Nach dem, was er jetzt vorhatte.
Ihm schwirrte der Kopf, doch immer wieder dachte er an Cinder und den Ball. Wie glücklich er gewesen war, als sie die Treppe in den Ballsaal herunterkam. Und wie ahnungslos. Wie hatte er sich über ihr regennasses Haar und das zerknitterte Kleid amüsiert – und es für einen gelungenen Auftritt der bekanntesten Mechanikerin der Stadt gehalten. Er hatte gedacht, sie wäre wahrscheinlich gefeit gegen Modetrends und fühlte sich in ihrer Haut so wohl, dass sie mit ungekämmten Haaren und ölverfleckten Handschuhen, aber erhobenen Hauptes als Ehrengast des Imperators auf einem Ball erschien.
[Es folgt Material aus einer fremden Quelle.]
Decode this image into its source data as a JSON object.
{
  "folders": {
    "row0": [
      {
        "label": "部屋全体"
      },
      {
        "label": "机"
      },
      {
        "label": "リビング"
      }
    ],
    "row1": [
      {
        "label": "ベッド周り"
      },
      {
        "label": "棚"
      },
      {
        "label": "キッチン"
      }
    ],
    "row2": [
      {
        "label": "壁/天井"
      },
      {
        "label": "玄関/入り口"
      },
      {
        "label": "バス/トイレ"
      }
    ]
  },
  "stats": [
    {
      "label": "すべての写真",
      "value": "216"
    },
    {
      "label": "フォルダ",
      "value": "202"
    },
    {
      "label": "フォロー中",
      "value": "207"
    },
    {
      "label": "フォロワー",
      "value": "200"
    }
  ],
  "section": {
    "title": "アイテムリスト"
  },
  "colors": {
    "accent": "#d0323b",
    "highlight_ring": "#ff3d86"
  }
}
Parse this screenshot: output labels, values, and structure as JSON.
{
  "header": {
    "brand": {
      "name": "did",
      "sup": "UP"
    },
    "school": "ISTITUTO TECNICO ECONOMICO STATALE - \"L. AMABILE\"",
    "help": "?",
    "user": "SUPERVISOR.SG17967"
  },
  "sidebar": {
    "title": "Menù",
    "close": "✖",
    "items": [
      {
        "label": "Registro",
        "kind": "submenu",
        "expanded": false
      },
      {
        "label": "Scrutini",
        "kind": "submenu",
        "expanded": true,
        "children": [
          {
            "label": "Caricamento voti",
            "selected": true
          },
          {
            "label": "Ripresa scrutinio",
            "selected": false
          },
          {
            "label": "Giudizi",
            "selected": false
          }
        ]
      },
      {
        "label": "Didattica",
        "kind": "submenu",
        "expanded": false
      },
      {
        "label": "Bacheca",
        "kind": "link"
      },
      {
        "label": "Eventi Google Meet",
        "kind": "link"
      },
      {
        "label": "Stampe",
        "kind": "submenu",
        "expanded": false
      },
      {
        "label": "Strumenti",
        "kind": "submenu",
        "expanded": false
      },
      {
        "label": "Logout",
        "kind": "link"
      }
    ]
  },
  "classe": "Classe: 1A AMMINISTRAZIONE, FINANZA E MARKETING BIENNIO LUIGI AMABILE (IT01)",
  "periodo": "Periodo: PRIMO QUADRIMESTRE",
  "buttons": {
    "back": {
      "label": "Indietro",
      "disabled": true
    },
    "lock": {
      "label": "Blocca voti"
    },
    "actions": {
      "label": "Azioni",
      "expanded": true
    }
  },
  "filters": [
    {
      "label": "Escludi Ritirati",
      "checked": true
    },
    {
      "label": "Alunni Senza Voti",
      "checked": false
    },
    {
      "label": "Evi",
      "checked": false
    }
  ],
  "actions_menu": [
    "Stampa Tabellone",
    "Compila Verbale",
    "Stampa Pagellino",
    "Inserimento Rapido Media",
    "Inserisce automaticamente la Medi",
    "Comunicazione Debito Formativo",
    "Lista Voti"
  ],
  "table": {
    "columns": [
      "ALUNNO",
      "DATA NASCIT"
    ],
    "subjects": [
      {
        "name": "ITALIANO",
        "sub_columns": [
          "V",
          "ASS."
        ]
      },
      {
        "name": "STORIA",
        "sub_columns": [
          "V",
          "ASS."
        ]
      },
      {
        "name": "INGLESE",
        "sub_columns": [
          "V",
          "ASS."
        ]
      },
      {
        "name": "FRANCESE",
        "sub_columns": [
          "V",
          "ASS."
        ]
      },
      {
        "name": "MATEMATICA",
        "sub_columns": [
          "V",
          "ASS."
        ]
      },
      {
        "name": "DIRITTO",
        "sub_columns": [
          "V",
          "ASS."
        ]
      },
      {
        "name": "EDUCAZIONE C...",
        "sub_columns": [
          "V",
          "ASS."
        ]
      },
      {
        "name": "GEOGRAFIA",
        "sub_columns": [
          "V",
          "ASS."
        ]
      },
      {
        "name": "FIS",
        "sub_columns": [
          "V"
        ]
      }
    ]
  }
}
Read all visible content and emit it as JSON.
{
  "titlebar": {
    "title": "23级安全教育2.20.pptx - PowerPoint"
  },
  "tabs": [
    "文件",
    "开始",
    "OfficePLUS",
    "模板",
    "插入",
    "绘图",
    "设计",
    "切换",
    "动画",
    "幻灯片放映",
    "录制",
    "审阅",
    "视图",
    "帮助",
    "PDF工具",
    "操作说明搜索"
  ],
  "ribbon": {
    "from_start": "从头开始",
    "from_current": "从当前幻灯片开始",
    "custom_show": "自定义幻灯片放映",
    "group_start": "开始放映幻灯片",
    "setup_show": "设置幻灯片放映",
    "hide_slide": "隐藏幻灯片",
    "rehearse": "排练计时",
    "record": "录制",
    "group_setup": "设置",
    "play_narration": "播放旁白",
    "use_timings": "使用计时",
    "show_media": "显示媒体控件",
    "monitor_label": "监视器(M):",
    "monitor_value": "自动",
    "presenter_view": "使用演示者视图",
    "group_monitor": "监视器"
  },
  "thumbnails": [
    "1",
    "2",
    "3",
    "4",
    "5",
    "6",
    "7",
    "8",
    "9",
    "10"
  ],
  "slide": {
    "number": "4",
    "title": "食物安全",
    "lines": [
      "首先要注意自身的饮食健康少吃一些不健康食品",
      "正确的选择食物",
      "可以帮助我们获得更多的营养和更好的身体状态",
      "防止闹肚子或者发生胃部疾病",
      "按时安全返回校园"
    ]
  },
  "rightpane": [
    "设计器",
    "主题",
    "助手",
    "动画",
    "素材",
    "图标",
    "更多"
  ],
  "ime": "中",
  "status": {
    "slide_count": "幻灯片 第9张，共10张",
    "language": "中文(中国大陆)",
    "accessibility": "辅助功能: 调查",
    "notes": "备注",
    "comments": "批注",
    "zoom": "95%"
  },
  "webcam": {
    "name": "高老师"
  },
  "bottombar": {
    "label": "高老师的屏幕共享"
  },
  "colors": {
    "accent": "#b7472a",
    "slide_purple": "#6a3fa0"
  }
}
Da hatte er noch nicht gewusst, dass sie nur zum Ball geeilt war, um ihn zu warnen.
Cinder hatte ihr Leben aufs Spiel gesetzt, um ihn dazu zu bringen, die Allianz nicht einzugehen. Levana nicht zu heiraten. Denn Levana hatte vor, ihn nach der Eheschließung und ihrer Thronbesteigung zu töten.
Ihm war übel, denn er wusste, dass Cinder Recht hatte. Levana würde ihn beseitigen, sowie er seinen Zweck erfüllt hatte.
Trotzdem musste er dem Morden jetzt Einhalt gebieten und den Krieg beenden.
Cinder war nicht die Einzige, die bereit war, sich für ein höheres Ziel zu opfern.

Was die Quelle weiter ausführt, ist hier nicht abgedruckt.